Our number one DIY upholstery cleaning tip? Vacuum your upholstered furniture often, since dirt not only affects the appearance of your furniture, it can also wear away upholstery fibers. Use a clean, dry upholstery attachment, or any stiff-bristle brush, to loosen dried dirt and debris. Use the crevice tool for hard-to-reach nooks and crannies.
Baby wipes are surprisingly effective for quick DIY upholstery cleaning. They offer a nice mixture of water and soap, use very little moisture, and are gentle. Keep a travel pack stashed in the living room for instant spot removal. Baby wipes are also ideal for spot-cleaning rugs. Act quick on coffee drips and the stain will be out before it even has time to set.
Your piece probably came with a DIY upholstery cleaning code. "W" means it's OK to use water. Remove the cushion covers and launder according to the manufacturer's instructions. "S" means skip the water and use a nonwater-based solvent, such as alcohol, instead. Spray it on lightly, then blot with a clean white cloth or scrubby sponge. "S/W" means you're OK using either solvents or water, and "X" means use neither—vacuum only.
If your furniture doesn't come pretreated with a fabric protector to repel stains, apply one yourself (or have an expert do it for you). If it does, ask how long it will last. "Many of the treatments on the market must be reapplied every few years to retain their stain-fighting powers," says Melissa Homer, Chief Cleaning Officer of MaidPro. Keeping it treated is key in maximizing the life of your furniture, she says.
Don't scrub, even when you're dealing with tough, set-in stains. Scrubbing could actually grind the stain further into the fibers, or damage the fabric. Better to let the stain remover sink in and do its thing, then gently blot away. Use a soft, microfiber cloth for blotting instead of a coarse fabric or bristled brush. If the fibers are stiff after cleaning and drying, use a soft brush to loosen the material.

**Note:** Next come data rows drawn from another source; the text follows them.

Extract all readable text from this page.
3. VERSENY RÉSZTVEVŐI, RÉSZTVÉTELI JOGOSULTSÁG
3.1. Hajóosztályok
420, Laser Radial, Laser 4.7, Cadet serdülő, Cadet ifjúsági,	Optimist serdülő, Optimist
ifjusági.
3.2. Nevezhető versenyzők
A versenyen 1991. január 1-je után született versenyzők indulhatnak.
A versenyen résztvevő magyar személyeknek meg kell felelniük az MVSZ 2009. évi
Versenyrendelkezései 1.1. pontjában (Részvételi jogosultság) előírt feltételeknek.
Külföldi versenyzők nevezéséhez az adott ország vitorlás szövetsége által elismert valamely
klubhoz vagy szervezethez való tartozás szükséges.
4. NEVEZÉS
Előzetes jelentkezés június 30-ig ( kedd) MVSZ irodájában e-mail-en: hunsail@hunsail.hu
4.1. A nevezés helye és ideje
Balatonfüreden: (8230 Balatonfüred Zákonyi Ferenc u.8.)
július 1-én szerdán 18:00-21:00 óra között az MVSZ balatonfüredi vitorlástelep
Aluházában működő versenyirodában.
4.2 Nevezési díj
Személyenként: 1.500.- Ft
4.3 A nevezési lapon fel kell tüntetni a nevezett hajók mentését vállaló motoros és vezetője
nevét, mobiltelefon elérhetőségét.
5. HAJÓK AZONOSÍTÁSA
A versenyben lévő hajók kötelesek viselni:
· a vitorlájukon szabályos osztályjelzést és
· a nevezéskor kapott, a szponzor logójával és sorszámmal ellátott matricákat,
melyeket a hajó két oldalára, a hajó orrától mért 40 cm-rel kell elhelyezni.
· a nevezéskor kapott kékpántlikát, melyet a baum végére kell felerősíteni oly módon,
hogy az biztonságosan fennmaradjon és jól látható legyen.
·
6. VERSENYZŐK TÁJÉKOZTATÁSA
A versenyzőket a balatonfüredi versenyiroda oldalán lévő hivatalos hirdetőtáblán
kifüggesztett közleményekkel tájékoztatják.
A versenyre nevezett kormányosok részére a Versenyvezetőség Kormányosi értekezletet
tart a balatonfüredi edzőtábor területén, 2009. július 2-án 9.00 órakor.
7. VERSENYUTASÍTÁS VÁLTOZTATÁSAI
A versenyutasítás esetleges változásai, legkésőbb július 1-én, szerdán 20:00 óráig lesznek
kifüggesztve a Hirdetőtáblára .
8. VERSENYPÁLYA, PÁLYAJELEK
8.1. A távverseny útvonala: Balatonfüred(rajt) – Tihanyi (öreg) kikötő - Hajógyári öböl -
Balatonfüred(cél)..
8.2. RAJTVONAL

"Many people believe that the more moisture you use, the better. This is not always true," says Ron Holt, CEO of Two Maids and a Mop. Try a specially formulated solvent (water-free) spot remover first. Many upholstery sprays are inexpensive and work beautifully on most stains. If you move on to a water-based approach, Holt says, use it sparingly.
It's best to not let your pets on the furniture at all, but we all know that is not always realistic. To remove pet hair, put on a pair of rubber gloves and run them over your furniture, says Leslie Reichert, aka The Cleaning Coach. "The gloves create static that pulls the hair off to the edge of the piece, where you can easily vacuum it off," she says.
Don't forget the blankets and throw pillows! Stick with the gentle cycle on cold. If the pillow covers are removable, do so, and wash them inside-out. Be sure to dry pillows thoroughly, as inner dampness can lead to mold. If you're not sure your pillows are washable, freshen them with a spritz of water spiked with your favorite essential oil, followed by a tumble in the dryer with a couple of tennis balls.
The sooner you treat a spot, the better your chances of removing it. If you catch it right away, says MyClean COO Kenny Schultz, you may be able to get away with simply blotting with a microfiber cloth. If water is safe to use on your upholstery, there are also many DIY upholstery cleaning tactics you can try. Vacuum before attempting removal, says Two Maids and a Mop's Holt, to reduce the risk of spreading the stain. (Always test in an inconspicuous spot first.)